The stock market fell sharply on Wednesday in the wake of another major escalation in the trade dispute between the U.S. and China. Chinese officials suggested that limiting exports of key rare-earth metals could be their next move to retaliate against the U.S., and investors who had hoped for a resolution to the issue became fearful that a more hostile approach could hurt the global economy and push even the relatively strong U.S. economy into recession. Yet some companies were able to overcome the negative sentiment. Cypress Semiconductor (NASDAQ:CY), Amarin (NASDAQ:AMRN), and Heico (NYSE:HEI) were among the top performers. Here's why they did so well.

Cypress could draw interest

Shares of Cypress Semiconductor climbed 12% after reports that the chip manufacturer could look to pursue a sale of the company. Bloomberg said that its sources have revealed that Cypress is looking at possible strategic alternatives after having received expressions of interest from potential acquirers. The company has been going through the same tough conditions that many of its semiconductor manufacturing peers have suffered, and its most recent financial report showed the challenges that it has had to overcome. Yet with exposure to critical areas like autonomous vehicles and the Internet of Things, Cypress could be a smart buy for a company looking to flesh out its offerings to keep up with competitors.

Cypress logo, chip, and graphic forming a light bulb.

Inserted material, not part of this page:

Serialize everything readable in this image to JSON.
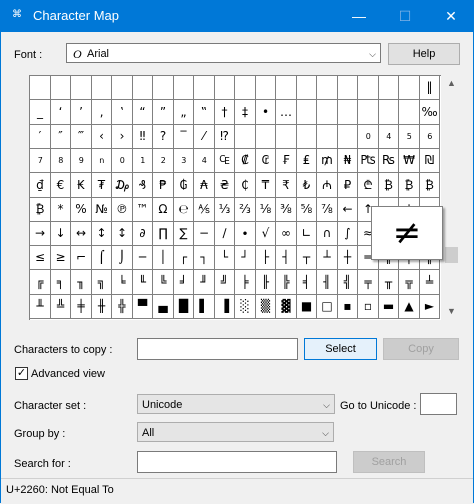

Image source: Cypress Semiconductor.

Amarin gets priority

Amarin saw its stock jump nearly 12% following news that the pharmaceutical company got a favorable ruling on its key fish oil treatment for cardiovascular risk reduction. The U.S. Food and Drug Administration granted priority review designation for Vascepa, with a goal date set for Sept. 28. That's about four months earlier than it previously expected, and it could put Vascepa in position to become the first drug to reduce cardiovascular risk within certain groups of patients whose LDL-C cholesterol levels are being managed by statins but whose triglyceride levels are still persistently elevated. Amarin has already gotten approval for Vascepa for a more restrictive indication, but if it can get a thumbs-up for this broader set of patients, it could send sales soaring, and that has shareholders excited.

Heico goes higher

Finally, shares of Heico finished up almost 12%. The flight support and electronic technology specialist reported solid results in its fiscal second quarter, including nearly 20% gains in sales and an even larger rise in earnings. Heico pointed to strength in aftermarket replacement and specialty products for success in flight support, while defense and aerospace product demand also helped the electronic technologies category. The company expects good industry conditions to persist throughout the remainder of the fiscal year, and that has investors thinking that Heico's recent rise could have further to run.